Why the US election is not necessarily bad for negotiations
David O’Sullivan, EU ambassador to the United States, has said that no date is set for further TTIP negotiations, and there may not be any more before the end of US President Obama’s administration in January 2017. Despite approaching the Democrat and Republican campaigns, he said their attention is elsewhere: "I don't think either campaign is really focused on these issues until one of them wins."
But in spite of US Presidential elections where trade has played a big role, the negotiators plan to continue right up to January 1st, to close off as many brackets and chapters as possible. Time is of the essence for US Trade Representative Michael Froman and others to leave a legacy. They are political appointees whose terms may end with a new president.

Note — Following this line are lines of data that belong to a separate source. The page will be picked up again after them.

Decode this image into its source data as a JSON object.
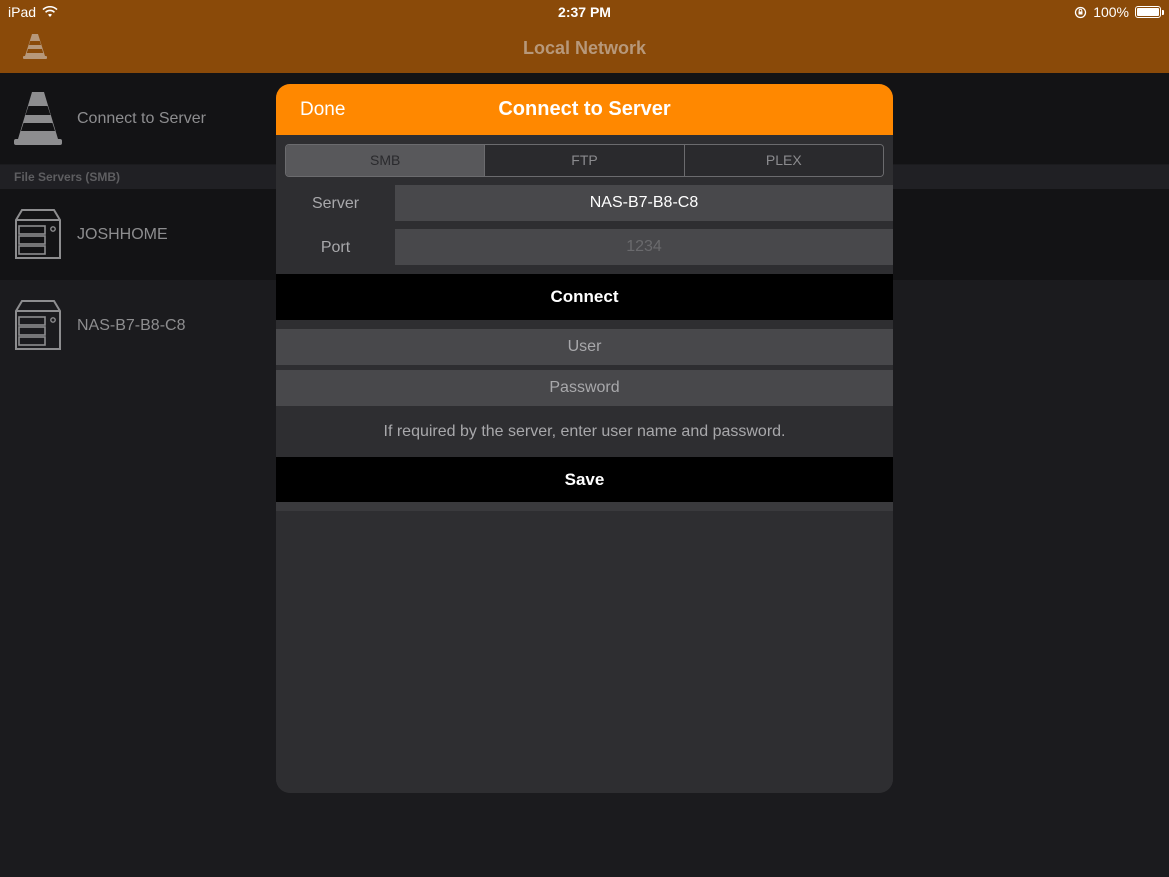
{
  "status_bar": {
    "device": "iPad",
    "time": "2:37 PM",
    "battery": "100%",
    "icons": [
      "wifi-icon",
      "rotation-lock-icon",
      "battery-icon"
    ]
  },
  "nav": {
    "title": "Local Network"
  },
  "list": {
    "connect_label": "Connect to Server",
    "section_header": "File Servers (SMB)",
    "servers": [
      {
        "name": "JOSHHOME"
      },
      {
        "name": "NAS-B7-B8-C8"
      }
    ]
  },
  "modal": {
    "done_label": "Done",
    "title": "Connect to Server",
    "tabs": [
      {
        "label": "SMB",
        "active": true
      },
      {
        "label": "FTP",
        "active": false
      },
      {
        "label": "PLEX",
        "active": false
      }
    ],
    "server_label": "Server",
    "server_value": "NAS-B7-B8-C8",
    "port_label": "Port",
    "port_placeholder": "1234",
    "connect_label": "Connect",
    "user_placeholder": "User",
    "password_placeholder": "Password",
    "hint": "If required by the server, enter user name and password.",
    "save_label": "Save"
  },
  "colors": {
    "accent": "#ff8800",
    "nav_bg_dimmed": "#8a4a09"
  }
}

It is not unusual in the US for administrations to conclude deals started by predecessor. NAFTA was started by George HW Bush and signed by Bill Clinton. Initial TPP discussions were started by George W Bush and signed by Barak Obama. It remains to be seen who will be the President when (or if) TTIP is ratified.
After the election, the US approach may change significantly or barely at all. Market access interests will remain the same, as the lobby interests won’t change. If Clinton wins the emphasis on environment and investment may change. The EU has no room to manoeuvre on the newly controversial investor/state dispute settlement provision (ISDS) politically, and Clinton may consider moving toward an ISDS model more like the one in the Canada-EU deal (CETA). Of course if Donald Trump wins and enacts half of the trade polices he has talked up on the campaign trail, all bets are off.
Why TTIP is so hard for the EU
Despite all the instability in the US, TTIP is even harder for the EU for four reasons.
First, this is a three level negotiation for the EU. It has the EU/US relationship, the EU/Member States and Member states/citizens. These different negotiating parties have different ranges of agreement, and if any of the 28 member states does not support the offer, the agreement is void. Wallonia, a small region in Belgium, last week voted against ratifying CETA (see our companion post today for more details).
Second, Europeans are paying attention to TTIP, whereas Americans are focussed on TPP and the elections. Google Trends shows this differential attention—as a proportion of who is making web searches for TTIP, Austrians area asking for information 50 times more than Americans.* This high level of European scrutiny makes negotiations more difficult.
Third, Europe has Brexit to contend with. The third largest member leaving the EU bloc will divert negotiating resources, weaken its hand and increase political and economic uncertainty.
And finally, there are different negotiating approaches. The US tends to use gambit offers, whereas the EU claims to lay out its ‘final’ offer and see how much the other party accepts. The Americans argue that if they were to use such an approach, pressure groups would keep them stuck in one place and unable to negotiate.
It seems we are far from the end game and TTIP will not be signed anytime soon. But more is happening behind the scenes than many realise, giving hope to the world’s two largest consumer markets reaching agreement at some point in the future.